Most of the upper end segment of cars that have things like unique infotainment treatment and similar levels of model representation don't have what I call the "common" problem. That brand recognition problem is the fact that AMG GT Coupes and similar other cars don't have a "common" model in their lineup the way the Challenger and Chargers, Mustangs, and Camaros do. There is no lower performance entry level affordable level of car in these bespoke lineups. In the domestic pony/muscle car market, most of them have 4cyl turbo cars as their base models with V6s in the midrange and an assortment of V8 trims at the upper end. Dodge is odd in that it doesn't have a 4cyl, a base V6, and a plethora of 4 different V8 trims. The majority of these auto makers sell far more I4 and V6 cars. As such, they have multiple models with the most numerous being their lower end models.

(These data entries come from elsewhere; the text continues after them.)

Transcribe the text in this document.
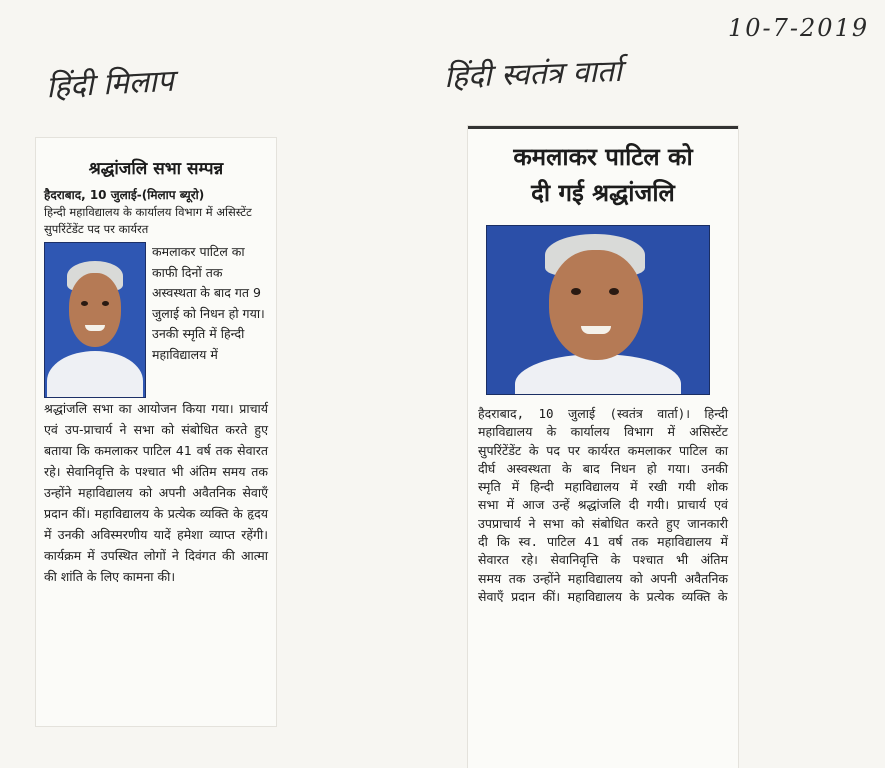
10-7-2019
हिंदी मिलाप	हिंदी स्वतंत्र वार्ता
श्रद्धांजलि सभा सम्पन्न
हैदराबाद, 10 जुलाई-(मिलाप ब्यूरो)
हिन्दी महाविद्यालय के कार्यालय विभाग में असिस्टेंट सुपरिंटेंडेंट पद पर कार्यरत
कमलाकर पाटिल का काफी दिनों तक अस्वस्थता के बाद गत 9 जुलाई को निधन हो गया। उनकी स्मृति में हिन्दी महाविद्यालय में
श्रद्धांजलि सभा का आयोजन किया गया। प्राचार्य एवं उप-प्राचार्य ने सभा को संबोधित करते हुए बताया कि कमलाकर पाटिल 41 वर्ष तक सेवारत रहे। सेवानिवृत्ति के पश्चात भी अंतिम समय तक उन्होंने महाविद्यालय को अपनी अवैतनिक सेवाएँ प्रदान कीं। महाविद्यालय के प्रत्येक व्यक्ति के हृदय में उनकी अविस्मरणीय यादें हमेशा व्याप्त रहेंगी। कार्यक्रम में उपस्थित लोगों ने दिवंगत की आत्मा की शांति के लिए कामना की।
कमलाकर पाटिल को
दी गई श्रद्धांजलि
हैदराबाद, 10 जुलाई (स्वतंत्र वार्ता)। हिन्दी महाविद्यालय के कार्यालय विभाग में असिस्टेंट सुपरिंटेंडेंट के पद पर कार्यरत कमलाकर पाटिल का दीर्घ अस्वस्थता के बाद निधन हो गया। उनकी स्मृति में हिन्दी महाविद्यालय में रखी गयी शोक सभा में आज उन्हें श्रद्धांजलि दी गयी। प्राचार्य एवं उपप्राचार्य ने सभा को संबोधित करते हुए जानकारी दी कि स्व. पाटिल 41 वर्ष तक महाविद्यालय में सेवारत रहे। सेवानिवृत्ति के पश्चात भी अंतिम समय तक उन्होंने महाविद्यालय को अपनी अवैतनिक सेवाएँ प्रदान कीं। महाविद्यालय के प्रत्येक व्यक्ति के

Thus, for cost savings, they tend to focus their specialty items for this general market. The difference really between Dodge and say, Mercedes is that Dodge develops with a "good enough" mindset on interior attention to detail while Mercedes AMG develops with exclusivity in mind. Such things are far more expensive and they don't have a budget vehicle in that price segment, so they have to go the extra mile to satisfy their premium clients.
6.2L Dodge cars of all types are a small portion of the overall sales. They're highly recognizable cars built up from the lower tier cars. It may be a bit sad to say, but the reason our cars exist is to primarily help Dodge sell SXTs, R/Ts, and Scat Packs. Dodge does a little here and there to try and separate the HCs from the lower trims, but in the end, they're still just an evolution of that lower trim line. It saves money to not redesign things. Thus, they can part together a Hellcat from the budget bin as it were and slap on a few stick-on items to make it look different. Bespoke AMGs are built from the ground up as personalized, unique performance machines complete with accurate model representation in the infotainment system. Sure, this could likely be easily done in UConnect, but it's just one of a long list of other cost savings options built into the development of the HC. Ford's GT500 shares a similar issue in that 90% of that car's interior and exterior is found on the EcoBoost. So, Dodge isn't an outlier. Domestic halo trim cars are used to sell lower trim cars. They all use cost cutting, and fine details are often one of the first things cut out.